A Minolta X700 in the center. To the left is a Vivitar 28-90mm f/2.8-3.5 lens and a Minolta AUTO 320X bounce flash that Mom bought back in 1982 for her Minolta XD11. (I'll have to get the lens serviced at some point. The helicoid grease broke down and the aperature blades have some oil contamination, so they're stuck wide open ATM.  ) The board fried in 1997, hence the X700 body which she and Dad bought at a pawn shop for $50 with the 50mm Minolta lens in the very center. Before they picked this up, however, Mom had bought the Canon EOS Elan IIE on the right with a Sigma 28-105mm f/2.8-4.0 lens. A couple of years ago, she bought a Canon Powershot G5 (which I took this shot with), so the poor EOS sat in a corner gathering dust. There's also a remote hot shoe flash I'll dig up one of these days. Shortly after Dad passed away in 2003, Mom pretty much handed over all the old film equipment and said if she ever wants to use any of it, she'll ask. (Twist my rubber arm!) She loves her G5, and I doubt she'll ever ask to use her film cameras again, although she's welcome to use them whenever she wishes. As soon as I got my hands on the Minolta, it was off to eBay I went! I quickly picked up the Vivitar 2X-5 Teleconverter (left piece of the three in the center) for $4.99, and the Tamron Adaptall 70-350mm f/4.5 lens for $187.50, both plus shipping. The Tamron came with a Pentax K adapter (guess I'll have to pick up another camera someday soon!), so I had to buy the Minolta M/MD adapter, too. ($9.50) So there you have it. Other than a tripod and monopod not shown, that's all I've got...for now! 

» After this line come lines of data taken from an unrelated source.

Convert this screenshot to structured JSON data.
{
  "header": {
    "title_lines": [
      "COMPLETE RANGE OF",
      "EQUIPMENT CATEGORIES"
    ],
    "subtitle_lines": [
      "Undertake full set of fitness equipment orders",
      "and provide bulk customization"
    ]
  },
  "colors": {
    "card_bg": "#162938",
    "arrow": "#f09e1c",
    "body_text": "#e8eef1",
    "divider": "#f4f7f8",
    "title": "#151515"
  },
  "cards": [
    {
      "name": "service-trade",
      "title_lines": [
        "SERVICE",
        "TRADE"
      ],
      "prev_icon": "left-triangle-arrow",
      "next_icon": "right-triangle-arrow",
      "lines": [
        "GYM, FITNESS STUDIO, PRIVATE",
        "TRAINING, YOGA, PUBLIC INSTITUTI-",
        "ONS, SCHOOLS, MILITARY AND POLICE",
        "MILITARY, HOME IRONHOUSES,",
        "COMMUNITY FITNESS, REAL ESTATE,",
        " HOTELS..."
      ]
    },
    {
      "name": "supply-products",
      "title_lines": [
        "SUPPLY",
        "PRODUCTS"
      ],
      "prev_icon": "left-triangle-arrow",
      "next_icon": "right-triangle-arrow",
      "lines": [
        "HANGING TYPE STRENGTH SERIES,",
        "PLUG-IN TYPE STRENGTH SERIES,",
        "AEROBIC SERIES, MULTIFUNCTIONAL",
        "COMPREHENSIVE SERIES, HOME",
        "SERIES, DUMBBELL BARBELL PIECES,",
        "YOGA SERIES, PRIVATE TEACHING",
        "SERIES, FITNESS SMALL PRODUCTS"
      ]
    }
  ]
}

By the way, I've only taken a couple of shots with the new lens so far, and haven't finished the roll. Does anyone else have any experience with these lenses, any comments on their performance? The few things I've heard about them were all stellar, but just wanted to see if anyone here had gotten to toy around with one of these yet.


----------